Vague enough for you? Truthfully though, it does tend to vary from month to month. For a long time I was a tried-and-true cryptogrammer - and I guess that makes sense, since www.cryptograms.org was the first site I ever launched under the Puzzle Baron brand. From there I battled a new-found addiction to Drop Quotes, which offered the same joy of uncovering a witty or amusing quote but required a whole different set of solving skills in order to properly master.

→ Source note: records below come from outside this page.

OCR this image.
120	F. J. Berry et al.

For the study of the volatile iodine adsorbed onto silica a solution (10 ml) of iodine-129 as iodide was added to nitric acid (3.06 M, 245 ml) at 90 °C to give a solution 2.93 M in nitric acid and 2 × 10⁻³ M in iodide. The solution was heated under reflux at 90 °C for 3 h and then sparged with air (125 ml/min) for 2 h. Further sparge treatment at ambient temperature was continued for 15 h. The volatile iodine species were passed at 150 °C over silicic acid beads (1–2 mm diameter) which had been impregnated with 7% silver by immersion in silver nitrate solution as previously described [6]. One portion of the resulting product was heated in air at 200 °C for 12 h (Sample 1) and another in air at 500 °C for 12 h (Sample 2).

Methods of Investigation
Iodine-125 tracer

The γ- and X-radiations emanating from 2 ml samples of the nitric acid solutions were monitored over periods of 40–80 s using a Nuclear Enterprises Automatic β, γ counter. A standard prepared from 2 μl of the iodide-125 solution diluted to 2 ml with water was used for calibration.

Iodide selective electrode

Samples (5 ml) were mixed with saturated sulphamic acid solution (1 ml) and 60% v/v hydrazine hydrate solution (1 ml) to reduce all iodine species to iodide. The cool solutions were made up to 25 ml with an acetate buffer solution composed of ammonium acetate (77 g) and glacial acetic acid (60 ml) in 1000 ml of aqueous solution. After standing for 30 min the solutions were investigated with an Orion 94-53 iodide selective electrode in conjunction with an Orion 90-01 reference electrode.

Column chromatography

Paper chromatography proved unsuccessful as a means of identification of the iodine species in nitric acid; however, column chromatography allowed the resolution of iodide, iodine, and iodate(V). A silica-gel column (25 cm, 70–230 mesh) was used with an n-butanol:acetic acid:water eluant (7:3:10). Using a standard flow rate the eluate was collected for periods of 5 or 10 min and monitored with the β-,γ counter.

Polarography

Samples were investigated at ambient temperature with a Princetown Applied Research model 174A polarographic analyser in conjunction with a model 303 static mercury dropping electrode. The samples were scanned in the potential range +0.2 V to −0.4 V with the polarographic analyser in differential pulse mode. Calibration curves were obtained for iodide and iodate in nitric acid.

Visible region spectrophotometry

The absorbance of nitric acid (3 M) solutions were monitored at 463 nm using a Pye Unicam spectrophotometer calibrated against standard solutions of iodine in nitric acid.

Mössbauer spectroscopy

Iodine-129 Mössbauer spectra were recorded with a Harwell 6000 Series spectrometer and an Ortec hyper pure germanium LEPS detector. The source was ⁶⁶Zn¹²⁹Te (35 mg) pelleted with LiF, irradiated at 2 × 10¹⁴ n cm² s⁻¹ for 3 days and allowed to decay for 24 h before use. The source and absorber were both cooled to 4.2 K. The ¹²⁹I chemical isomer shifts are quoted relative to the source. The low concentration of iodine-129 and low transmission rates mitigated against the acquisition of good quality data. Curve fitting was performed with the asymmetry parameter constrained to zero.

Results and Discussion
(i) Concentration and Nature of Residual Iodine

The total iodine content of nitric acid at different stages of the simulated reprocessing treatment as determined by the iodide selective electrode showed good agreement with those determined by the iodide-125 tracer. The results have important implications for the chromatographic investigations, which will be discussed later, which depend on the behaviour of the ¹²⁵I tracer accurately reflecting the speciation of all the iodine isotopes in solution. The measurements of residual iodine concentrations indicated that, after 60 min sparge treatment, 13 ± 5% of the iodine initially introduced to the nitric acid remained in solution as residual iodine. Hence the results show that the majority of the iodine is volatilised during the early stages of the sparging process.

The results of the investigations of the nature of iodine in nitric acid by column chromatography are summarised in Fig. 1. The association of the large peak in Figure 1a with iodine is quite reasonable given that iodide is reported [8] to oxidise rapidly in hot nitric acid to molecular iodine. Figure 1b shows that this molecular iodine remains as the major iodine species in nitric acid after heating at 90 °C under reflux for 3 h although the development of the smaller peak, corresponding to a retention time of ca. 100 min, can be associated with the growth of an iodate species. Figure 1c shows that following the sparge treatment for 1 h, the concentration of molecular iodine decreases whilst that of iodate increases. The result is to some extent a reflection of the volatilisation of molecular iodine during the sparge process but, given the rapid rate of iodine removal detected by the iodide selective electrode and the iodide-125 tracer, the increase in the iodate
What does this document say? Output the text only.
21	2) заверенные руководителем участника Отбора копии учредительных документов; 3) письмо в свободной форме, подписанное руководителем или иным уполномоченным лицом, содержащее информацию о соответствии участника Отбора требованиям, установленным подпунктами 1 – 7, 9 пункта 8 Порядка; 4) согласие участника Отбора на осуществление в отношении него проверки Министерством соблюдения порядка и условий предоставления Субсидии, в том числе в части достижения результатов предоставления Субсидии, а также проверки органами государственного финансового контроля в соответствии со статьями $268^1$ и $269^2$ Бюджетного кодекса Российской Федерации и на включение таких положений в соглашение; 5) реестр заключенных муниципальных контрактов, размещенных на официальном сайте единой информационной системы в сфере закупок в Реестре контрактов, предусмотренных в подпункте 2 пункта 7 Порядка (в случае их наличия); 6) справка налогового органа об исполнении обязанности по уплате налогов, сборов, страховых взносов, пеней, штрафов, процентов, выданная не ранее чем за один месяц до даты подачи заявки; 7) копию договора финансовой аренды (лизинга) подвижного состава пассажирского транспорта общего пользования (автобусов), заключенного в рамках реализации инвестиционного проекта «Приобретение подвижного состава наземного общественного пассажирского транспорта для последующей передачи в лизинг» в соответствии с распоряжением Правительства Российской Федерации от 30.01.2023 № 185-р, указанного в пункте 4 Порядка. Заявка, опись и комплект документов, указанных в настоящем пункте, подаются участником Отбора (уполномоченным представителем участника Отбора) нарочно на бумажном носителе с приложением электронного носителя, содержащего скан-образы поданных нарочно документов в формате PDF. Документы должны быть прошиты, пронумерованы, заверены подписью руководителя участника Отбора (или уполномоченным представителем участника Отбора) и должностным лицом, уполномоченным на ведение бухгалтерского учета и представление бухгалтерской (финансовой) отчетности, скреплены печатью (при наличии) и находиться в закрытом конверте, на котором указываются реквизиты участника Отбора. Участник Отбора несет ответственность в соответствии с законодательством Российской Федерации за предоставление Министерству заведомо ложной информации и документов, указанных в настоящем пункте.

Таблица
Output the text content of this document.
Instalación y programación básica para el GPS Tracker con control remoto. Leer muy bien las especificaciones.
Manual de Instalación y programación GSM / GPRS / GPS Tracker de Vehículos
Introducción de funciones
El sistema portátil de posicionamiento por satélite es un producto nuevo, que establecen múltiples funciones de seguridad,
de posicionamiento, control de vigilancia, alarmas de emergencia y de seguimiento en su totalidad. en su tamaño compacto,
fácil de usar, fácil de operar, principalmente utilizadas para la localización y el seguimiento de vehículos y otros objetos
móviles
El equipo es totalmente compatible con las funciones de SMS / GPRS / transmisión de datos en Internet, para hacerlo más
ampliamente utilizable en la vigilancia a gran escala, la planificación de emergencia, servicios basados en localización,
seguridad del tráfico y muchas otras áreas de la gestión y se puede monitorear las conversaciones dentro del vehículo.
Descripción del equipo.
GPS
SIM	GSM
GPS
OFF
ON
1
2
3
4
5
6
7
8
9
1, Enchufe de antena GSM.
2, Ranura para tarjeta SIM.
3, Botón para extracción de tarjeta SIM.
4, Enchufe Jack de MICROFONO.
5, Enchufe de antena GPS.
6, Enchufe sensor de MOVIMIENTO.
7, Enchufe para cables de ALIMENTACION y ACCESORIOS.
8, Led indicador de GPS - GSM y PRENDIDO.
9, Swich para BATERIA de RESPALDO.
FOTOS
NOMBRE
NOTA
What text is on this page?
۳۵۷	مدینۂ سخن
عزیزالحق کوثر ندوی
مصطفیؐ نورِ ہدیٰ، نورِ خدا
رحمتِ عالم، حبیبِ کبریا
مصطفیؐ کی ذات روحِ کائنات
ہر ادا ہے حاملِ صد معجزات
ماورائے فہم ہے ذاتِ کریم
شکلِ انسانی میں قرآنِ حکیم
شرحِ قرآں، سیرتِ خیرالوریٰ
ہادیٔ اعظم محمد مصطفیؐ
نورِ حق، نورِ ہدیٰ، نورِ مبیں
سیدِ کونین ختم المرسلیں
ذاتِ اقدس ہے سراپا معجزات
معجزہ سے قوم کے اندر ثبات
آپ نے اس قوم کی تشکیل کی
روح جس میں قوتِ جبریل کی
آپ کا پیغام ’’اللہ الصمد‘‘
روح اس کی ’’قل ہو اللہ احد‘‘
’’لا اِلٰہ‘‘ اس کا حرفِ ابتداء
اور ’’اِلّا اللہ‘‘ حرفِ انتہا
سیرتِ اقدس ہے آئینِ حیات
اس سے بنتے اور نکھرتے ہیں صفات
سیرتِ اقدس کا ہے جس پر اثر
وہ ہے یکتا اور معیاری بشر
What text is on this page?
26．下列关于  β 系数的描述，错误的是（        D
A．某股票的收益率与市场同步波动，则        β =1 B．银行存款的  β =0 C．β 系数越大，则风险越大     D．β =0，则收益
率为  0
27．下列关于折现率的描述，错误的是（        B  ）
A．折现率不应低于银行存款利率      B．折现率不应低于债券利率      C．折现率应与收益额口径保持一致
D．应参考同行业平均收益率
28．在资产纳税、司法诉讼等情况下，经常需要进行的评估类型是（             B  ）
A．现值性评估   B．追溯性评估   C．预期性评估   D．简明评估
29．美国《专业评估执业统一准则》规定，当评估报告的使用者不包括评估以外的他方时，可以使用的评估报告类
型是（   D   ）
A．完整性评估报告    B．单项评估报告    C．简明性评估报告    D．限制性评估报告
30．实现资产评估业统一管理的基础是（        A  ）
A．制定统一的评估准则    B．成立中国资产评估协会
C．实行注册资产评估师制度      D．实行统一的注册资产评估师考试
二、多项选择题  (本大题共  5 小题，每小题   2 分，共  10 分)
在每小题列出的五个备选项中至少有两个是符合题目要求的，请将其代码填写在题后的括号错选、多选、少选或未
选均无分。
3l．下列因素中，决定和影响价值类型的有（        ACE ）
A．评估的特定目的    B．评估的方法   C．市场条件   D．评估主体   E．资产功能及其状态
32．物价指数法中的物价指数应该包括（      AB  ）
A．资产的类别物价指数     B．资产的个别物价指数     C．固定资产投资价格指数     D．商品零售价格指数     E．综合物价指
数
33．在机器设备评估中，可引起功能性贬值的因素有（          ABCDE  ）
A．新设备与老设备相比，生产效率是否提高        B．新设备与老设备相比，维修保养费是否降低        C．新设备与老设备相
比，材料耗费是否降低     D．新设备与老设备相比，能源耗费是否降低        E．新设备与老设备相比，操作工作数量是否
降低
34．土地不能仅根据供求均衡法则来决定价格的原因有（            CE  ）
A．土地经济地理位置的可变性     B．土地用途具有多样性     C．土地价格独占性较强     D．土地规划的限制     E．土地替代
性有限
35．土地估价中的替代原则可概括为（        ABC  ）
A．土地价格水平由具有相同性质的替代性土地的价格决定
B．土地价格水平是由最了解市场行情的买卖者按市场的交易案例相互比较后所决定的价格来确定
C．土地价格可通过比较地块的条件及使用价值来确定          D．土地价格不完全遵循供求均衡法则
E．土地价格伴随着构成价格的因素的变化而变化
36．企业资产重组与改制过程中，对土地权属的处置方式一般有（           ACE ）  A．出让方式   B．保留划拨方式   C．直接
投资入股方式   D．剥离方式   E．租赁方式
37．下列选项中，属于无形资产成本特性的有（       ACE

Lately though I’ve been drawn into good old-fashioned pencil-and-paper puzzles, thanks to my focus over the past two months on our new Printable Puzzles site. In particular I’ve been solving at least 1-2 crossword puzzles each day. I’d forgotten just how much fun this things were. Back when we used to live “inside the Beltway” I’d make a point of grabbing the Washington Post a few days each week just to get my hands on their relatively easy crossword puzzle offerings, but since we moved out to the country in 2005 I just never got back into the old cruciverbalist kick. Until now.
Of course the biggest surprise to me personally has been my recently-forged love affair with Reverse Word Search puzzles. I’ve never enjoyed word search puzzles all that much, to be absolutely honest. I know they’re a big draw, and I made a point of including them in the Printable Puzzles site to satiate all you word-search fanatics out there, but they just never “did it” for me. Then I was exposed to the “reverse word search” idea after some conversations with one of the puzzle editors I work with from time to time at PIL. My first reaction, if I remember correctly, was along the lines of “meh”, mostly because it had the term “word searc” in the title, but like the trooper I am, I dug into it a bit deeper and started creating my own. Lo and behold, I was hooked on the very first one I tried to solve.
It’s a deceptively simple idea - given a mostly empty grid, with just a handful of letters pre-filled-in and circled, fill in the grid completely using only the exact words given. Every circled letter that is already filled in is the first letter of one or more of the words in your list, and that’s all you’re given to get started. Using just that information, every word will be placed on the grid either horizontally, vertically or diagonally (and backwards or forwards) exactly once, with not a single empty grid space left when you’re done.
I’m almost embarassed to admit how many of these I’ve solved in the past few weeks. They’re strangely immersive, and much more challenging and stimualting than a regular word-search. Give ‘em a try and see what you think!